C'était très cloisonné il n'y a pas si longtemps. Certains détestaient le rap, d'autres la techno…

AS: "C'est encore assez cloisonné, et même à l'intérieur de l'électro. Celui qui écoute de la drum'n'bass déteste celui qui écoute de la techno, par exemple. Ceux qui écoutent du hardcore sont nombreux à détester le metal. Nous, on essaye de faire un festival pour des gens ouverts d'esprit."
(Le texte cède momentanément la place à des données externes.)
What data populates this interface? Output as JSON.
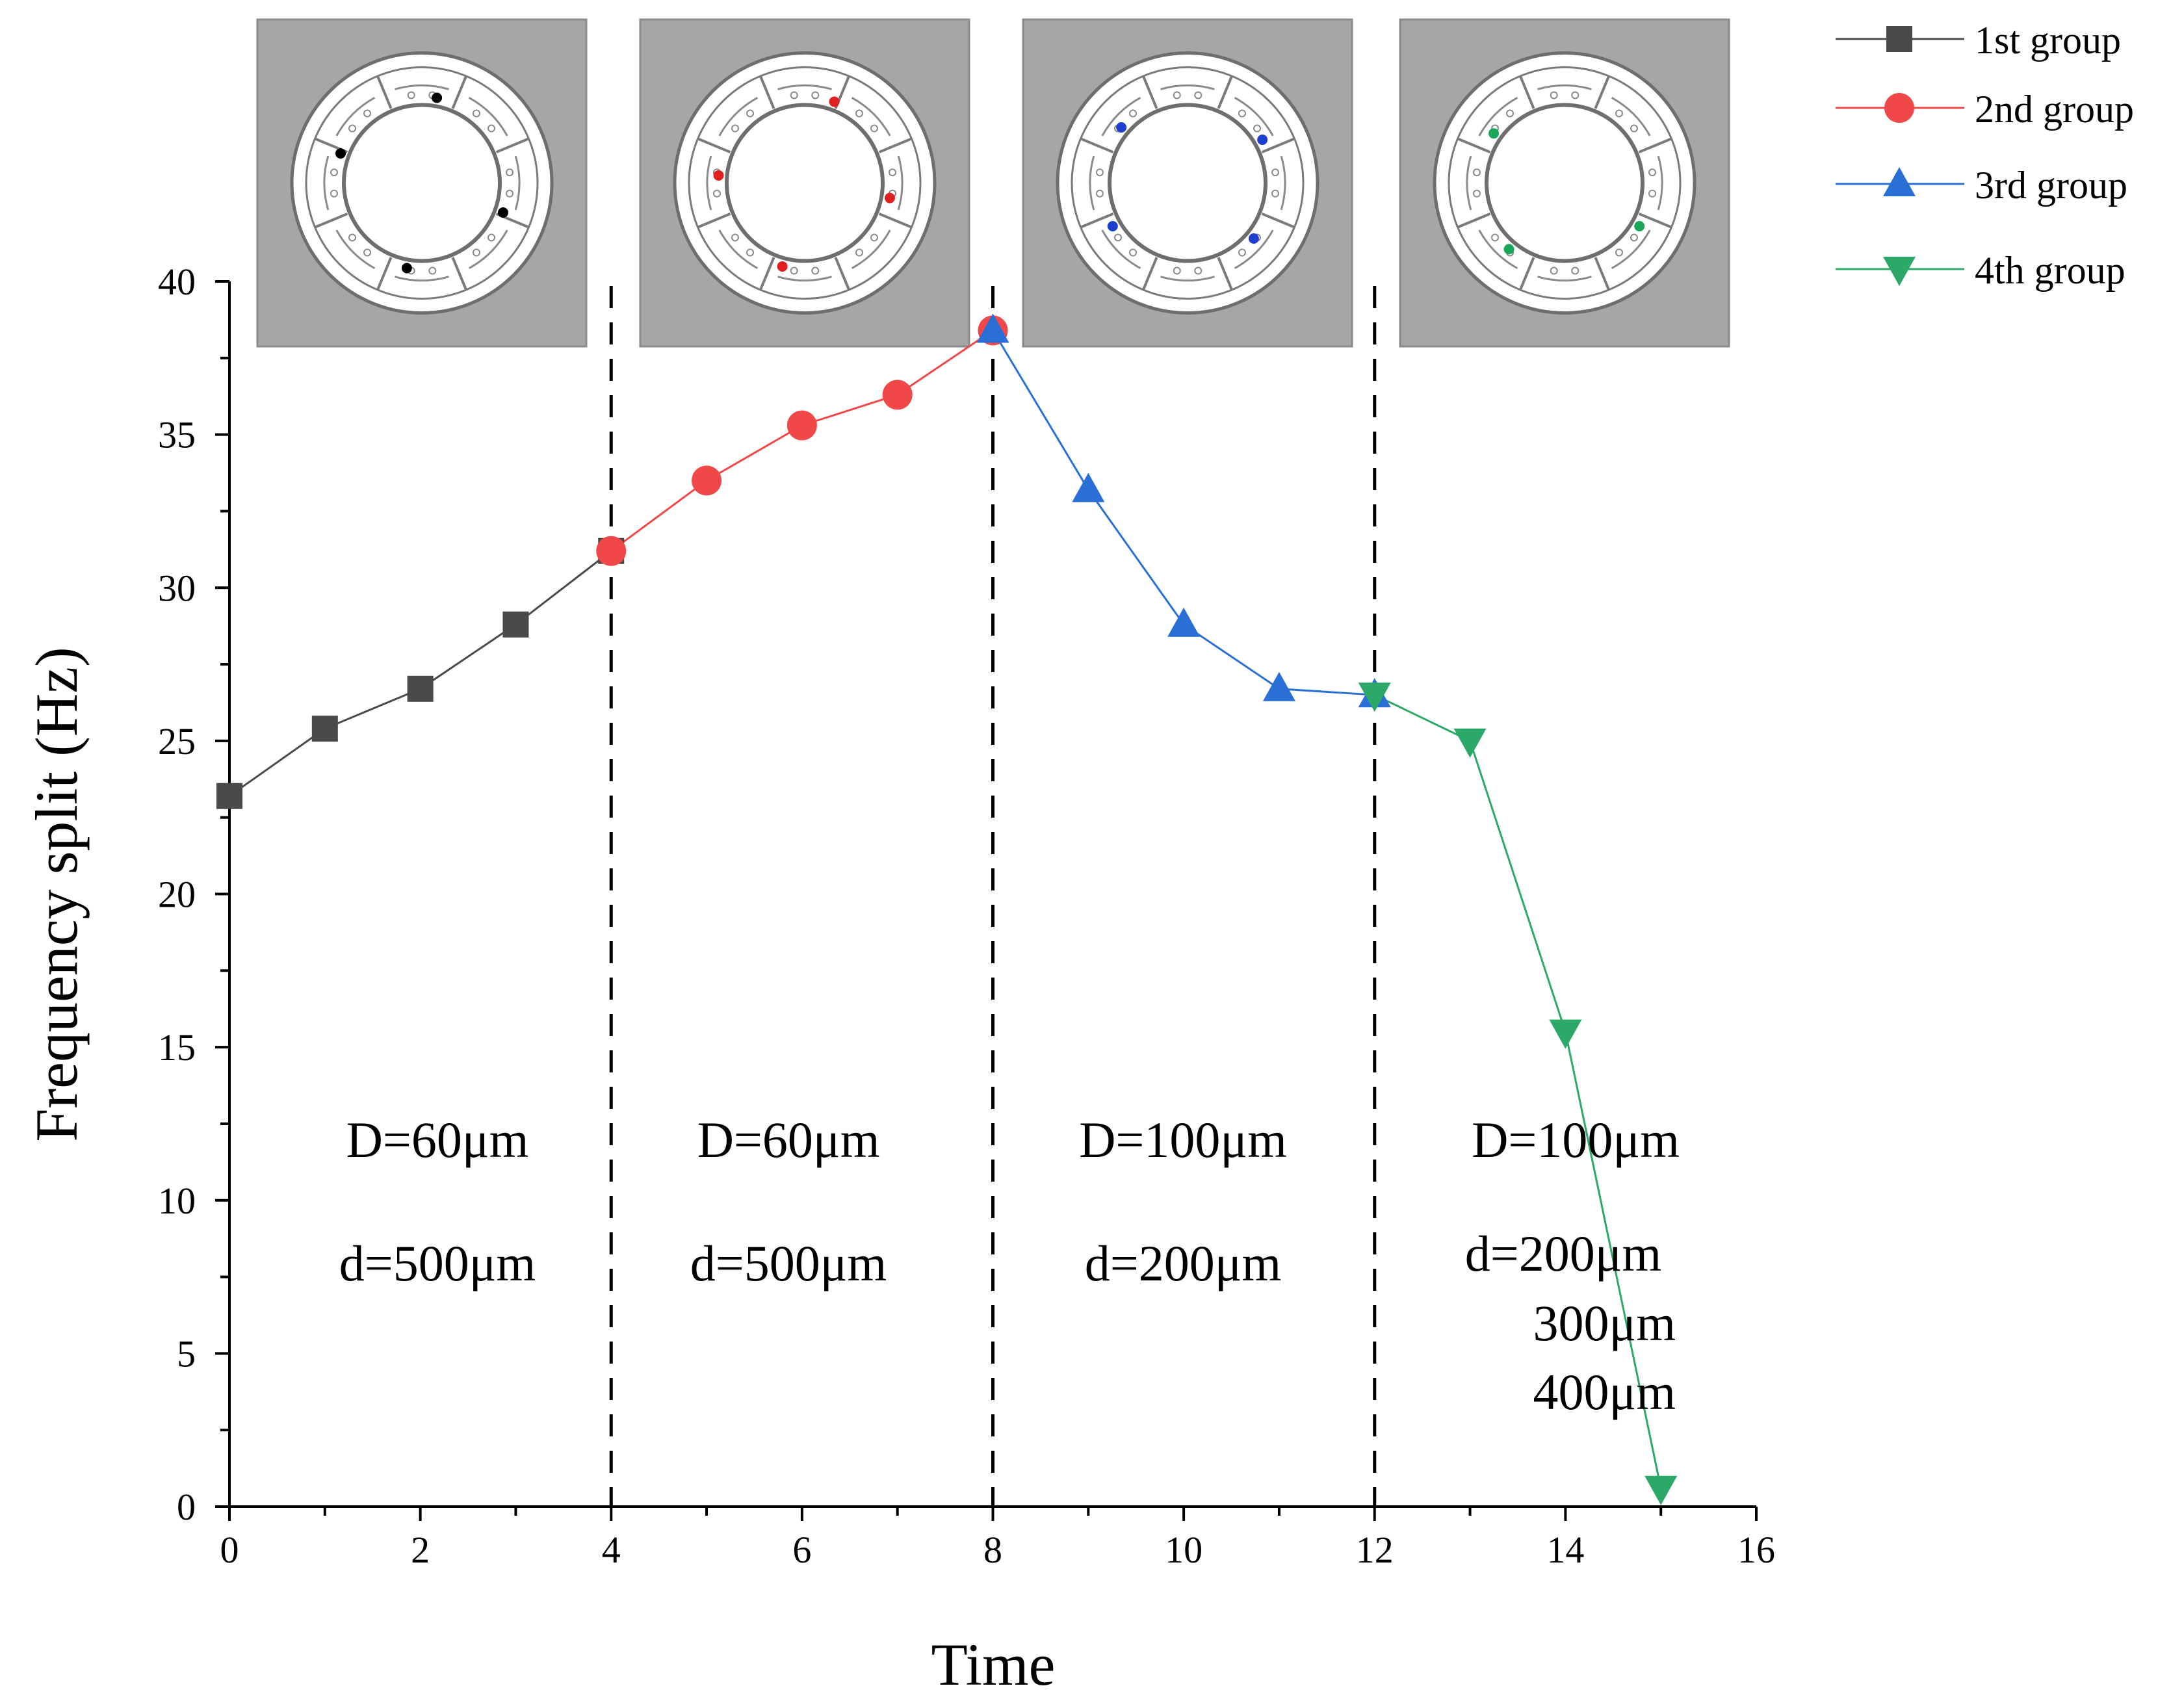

Pourquoi une telle profusion de groupes?

AS: "Quand le festival s'est construit, l'idée de Carlo Di Antonio (créateur du festival et actuel ministre wallon, NDLR) était d'aller chercher tous les sous-genres qui ne passaient pas ailleurs. Il y avait beaucoup de rock français au début. Puis on a été l'un des premiers à faire venir du hip-hop. Il a également fait venir la musique électro dans les années 90 en signant un partenariat avec le Fuse. Il a aussi mis en place une scène reggae parce que cela n'existait pas à l'époque. La scène rap française, avec IAM ou NTM, n'avait pas non plus de vision en Belgique. Donc, il a un peu pris tout ce que les autres n'utilisaient pas. Au fil du temps, cela s'est développé pour arriver aujourd'hui à cette espèce d'équilibre. C'est dans notre ADN désormais. On est content quand on programme M.I.A., Phoenix ou Justice, mais on veut surtout aller chercher les nouveaux sous-genres qui ne sont pas encore exploités."
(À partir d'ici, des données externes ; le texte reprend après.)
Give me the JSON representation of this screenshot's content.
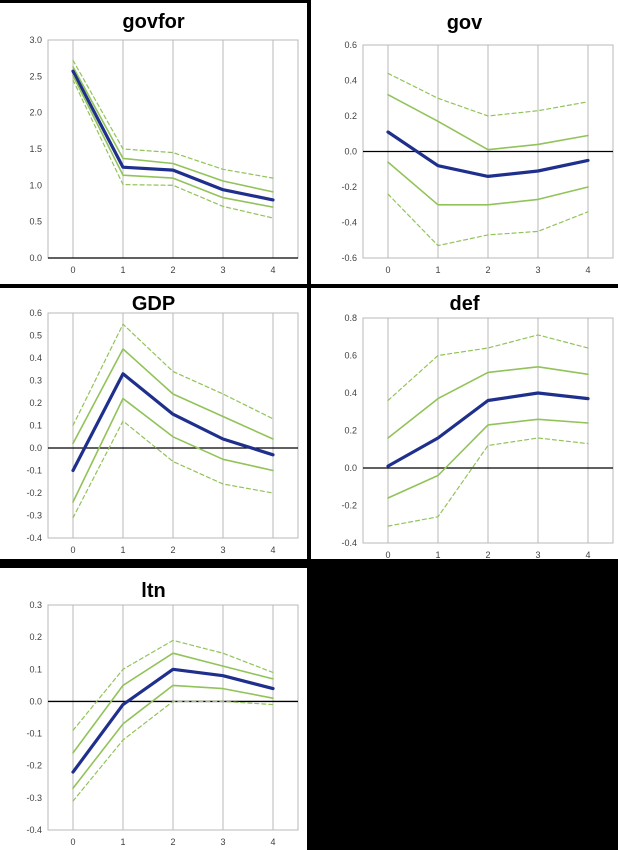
{
  "chart_data": [
    {
      "type": "line",
      "title": "govfor",
      "x": [
        0,
        1,
        2,
        3,
        4
      ],
      "ylim": [
        0.0,
        3.0
      ],
      "yticks": [
        "0.0",
        "0.5",
        "1.0",
        "1.5",
        "2.0",
        "2.5",
        "3.0"
      ],
      "ytick_values": [
        0,
        0.5,
        1.0,
        1.5,
        2.0,
        2.5,
        3.0
      ],
      "series": [
        {
          "role": "upper-outer-band",
          "style": "dashed",
          "values": [
            2.72,
            1.5,
            1.45,
            1.22,
            1.1
          ]
        },
        {
          "role": "upper-inner-band",
          "style": "solid-thin",
          "values": [
            2.63,
            1.37,
            1.3,
            1.06,
            0.91
          ]
        },
        {
          "role": "point-estimate",
          "style": "solid-thick",
          "values": [
            2.57,
            1.25,
            1.21,
            0.94,
            0.8
          ]
        },
        {
          "role": "lower-inner-band",
          "style": "solid-thin",
          "values": [
            2.51,
            1.14,
            1.1,
            0.83,
            0.7
          ]
        },
        {
          "role": "lower-outer-band",
          "style": "dashed",
          "values": [
            2.45,
            1.01,
            1.0,
            0.71,
            0.55
          ]
        }
      ]
    },
    {
      "type": "line",
      "title": "gov",
      "x": [
        0,
        1,
        2,
        3,
        4
      ],
      "ylim": [
        -0.6,
        0.6
      ],
      "yticks": [
        "-0.6",
        "-0.4",
        "-0.2",
        "0.0",
        "0.2",
        "0.4",
        "0.6"
      ],
      "ytick_values": [
        -0.6,
        -0.4,
        -0.2,
        0.0,
        0.2,
        0.4,
        0.6
      ],
      "series": [
        {
          "role": "upper-outer-band",
          "style": "dashed",
          "values": [
            0.44,
            0.3,
            0.2,
            0.23,
            0.28
          ]
        },
        {
          "role": "upper-inner-band",
          "style": "solid-thin",
          "values": [
            0.32,
            0.17,
            0.01,
            0.04,
            0.09
          ]
        },
        {
          "role": "point-estimate",
          "style": "solid-thick",
          "values": [
            0.11,
            -0.08,
            -0.14,
            -0.11,
            -0.05
          ]
        },
        {
          "role": "lower-inner-band",
          "style": "solid-thin",
          "values": [
            -0.06,
            -0.3,
            -0.3,
            -0.27,
            -0.2
          ]
        },
        {
          "role": "lower-outer-band",
          "style": "dashed",
          "values": [
            -0.24,
            -0.53,
            -0.47,
            -0.45,
            -0.34
          ]
        }
      ]
    },
    {
      "type": "line",
      "title": "GDP",
      "x": [
        0,
        1,
        2,
        3,
        4
      ],
      "ylim": [
        -0.4,
        0.6
      ],
      "yticks": [
        "-0.4",
        "-0.3",
        "-0.2",
        "-0.1",
        "0.0",
        "0.1",
        "0.2",
        "0.3",
        "0.4",
        "0.5",
        "0.6"
      ],
      "ytick_values": [
        -0.4,
        -0.3,
        -0.2,
        -0.1,
        0.0,
        0.1,
        0.2,
        0.3,
        0.4,
        0.5,
        0.6
      ],
      "series": [
        {
          "role": "upper-outer-band",
          "style": "dashed",
          "values": [
            0.1,
            0.55,
            0.34,
            0.24,
            0.13
          ]
        },
        {
          "role": "upper-inner-band",
          "style": "solid-thin",
          "values": [
            0.02,
            0.44,
            0.24,
            0.14,
            0.04
          ]
        },
        {
          "role": "point-estimate",
          "style": "solid-thick",
          "values": [
            -0.1,
            0.33,
            0.15,
            0.04,
            -0.03
          ]
        },
        {
          "role": "lower-inner-band",
          "style": "solid-thin",
          "values": [
            -0.24,
            0.22,
            0.05,
            -0.05,
            -0.1
          ]
        },
        {
          "role": "lower-outer-band",
          "style": "dashed",
          "values": [
            -0.31,
            0.12,
            -0.06,
            -0.16,
            -0.2
          ]
        }
      ]
    },
    {
      "type": "line",
      "title": "def",
      "x": [
        0,
        1,
        2,
        3,
        4
      ],
      "ylim": [
        -0.4,
        0.8
      ],
      "yticks": [
        "-0.4",
        "-0.2",
        "0.0",
        "0.2",
        "0.4",
        "0.6",
        "0.8"
      ],
      "ytick_values": [
        -0.4,
        -0.2,
        0.0,
        0.2,
        0.4,
        0.6,
        0.8
      ],
      "series": [
        {
          "role": "upper-outer-band",
          "style": "dashed",
          "values": [
            0.36,
            0.6,
            0.64,
            0.71,
            0.64
          ]
        },
        {
          "role": "upper-inner-band",
          "style": "solid-thin",
          "values": [
            0.16,
            0.37,
            0.51,
            0.54,
            0.5
          ]
        },
        {
          "role": "point-estimate",
          "style": "solid-thick",
          "values": [
            0.01,
            0.16,
            0.36,
            0.4,
            0.37
          ]
        },
        {
          "role": "lower-inner-band",
          "style": "solid-thin",
          "values": [
            -0.16,
            -0.04,
            0.23,
            0.26,
            0.24
          ]
        },
        {
          "role": "lower-outer-band",
          "style": "dashed",
          "values": [
            -0.31,
            -0.26,
            0.12,
            0.16,
            0.13
          ]
        }
      ]
    },
    {
      "type": "line",
      "title": "ltn",
      "x": [
        0,
        1,
        2,
        3,
        4
      ],
      "ylim": [
        -0.4,
        0.3
      ],
      "yticks": [
        "-0.4",
        "-0.3",
        "-0.2",
        "-0.1",
        "0.0",
        "0.1",
        "0.2",
        "0.3"
      ],
      "ytick_values": [
        -0.4,
        -0.3,
        -0.2,
        -0.1,
        0.0,
        0.1,
        0.2,
        0.3
      ],
      "series": [
        {
          "role": "upper-outer-band",
          "style": "dashed",
          "values": [
            -0.09,
            0.1,
            0.19,
            0.15,
            0.09
          ]
        },
        {
          "role": "upper-inner-band",
          "style": "solid-thin",
          "values": [
            -0.16,
            0.05,
            0.15,
            0.11,
            0.07
          ]
        },
        {
          "role": "point-estimate",
          "style": "solid-thick",
          "values": [
            -0.22,
            -0.01,
            0.1,
            0.08,
            0.04
          ]
        },
        {
          "role": "lower-inner-band",
          "style": "solid-thin",
          "values": [
            -0.27,
            -0.07,
            0.05,
            0.04,
            0.01
          ]
        },
        {
          "role": "lower-outer-band",
          "style": "dashed",
          "values": [
            -0.31,
            -0.12,
            0.0,
            0.0,
            -0.01
          ]
        }
      ]
    }
  ],
  "colors": {
    "point_estimate": "#1f2f8c",
    "band": "#92c35a",
    "grid": "#b8b8b8",
    "axis": "#000000",
    "tick_text": "#404040"
  }
}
Vous avez deux-trois coups de cœur?

MF: "Mon coup de cœur, c'est surtout le hip-hop belge, de Roméo Elvis à Zwangere Guy. C'est un peu bateau parce qu'on en parle beaucoup, mais il faut battre le fer tant qu'il est chaud. Il faut que les gens comprennent qu'il y a un truc qui est en train de se passer chez nous. Mon autre coup de cœur, c'est AZF qui est une fille un peu hooligan parisienne. Elle fait une techno très dure, mais c'est en même temps quelqu'un de très doux. Elle représente bien tout ce qui est une contre-culture assumée. Et puis, je citerais aussi Cocaïne Piss, du pur rock."
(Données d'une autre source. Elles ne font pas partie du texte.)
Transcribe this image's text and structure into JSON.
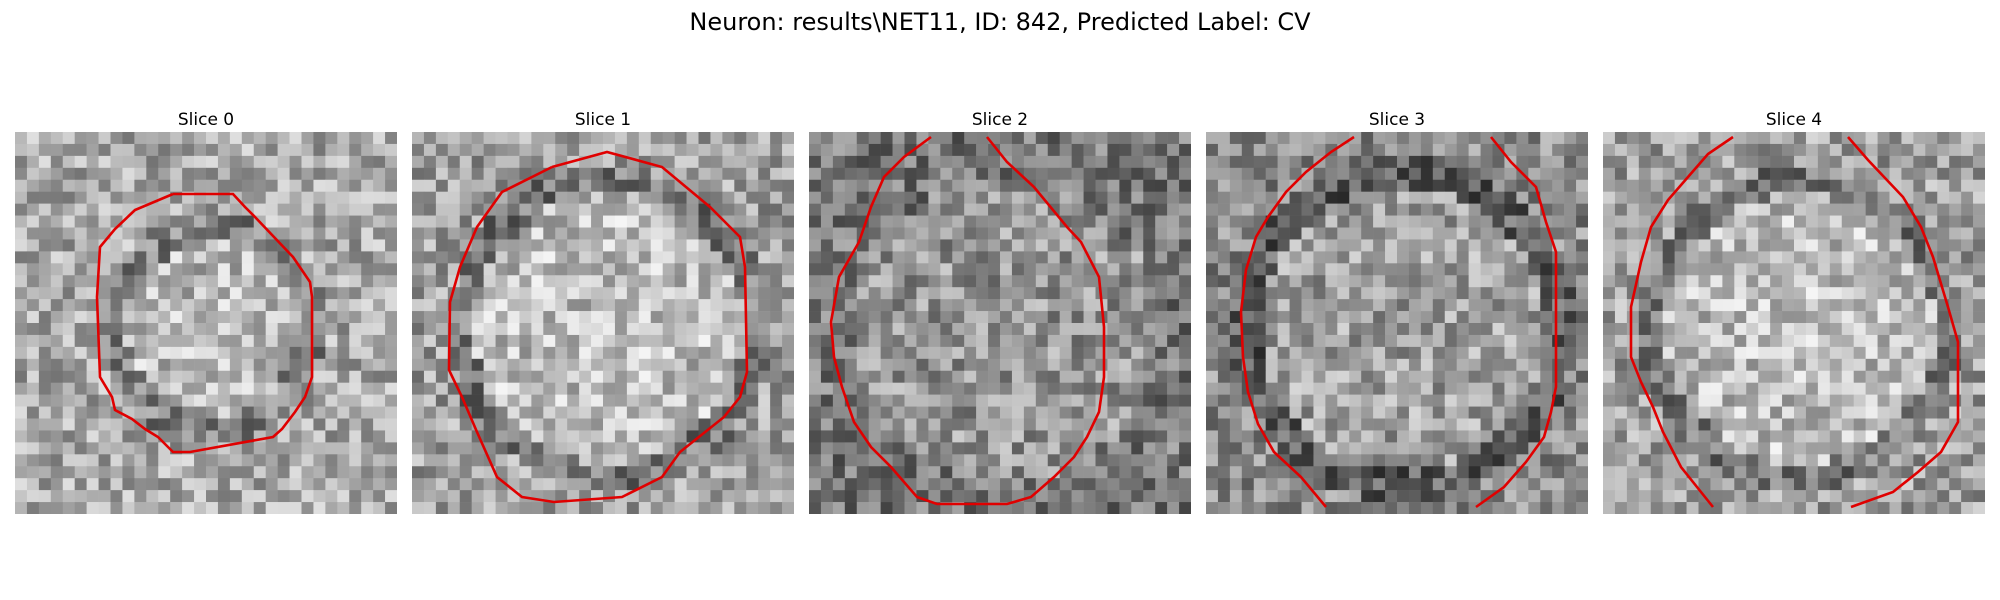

AS: "Moi, je citerais Alex Cameron qu'on a vu lors d'un repérage à Austin. Il a vraiment la classe, et nous sommes très contents de l'avoir. Pour la première fois, on a aussi un accordéoniste, Mario Batkovic, qui fait une musique étonnement indie. Et enfin, il a le groupe de rock garage Twin Peaks -on est dans l'actualité (rires)- que j'aime beaucoup."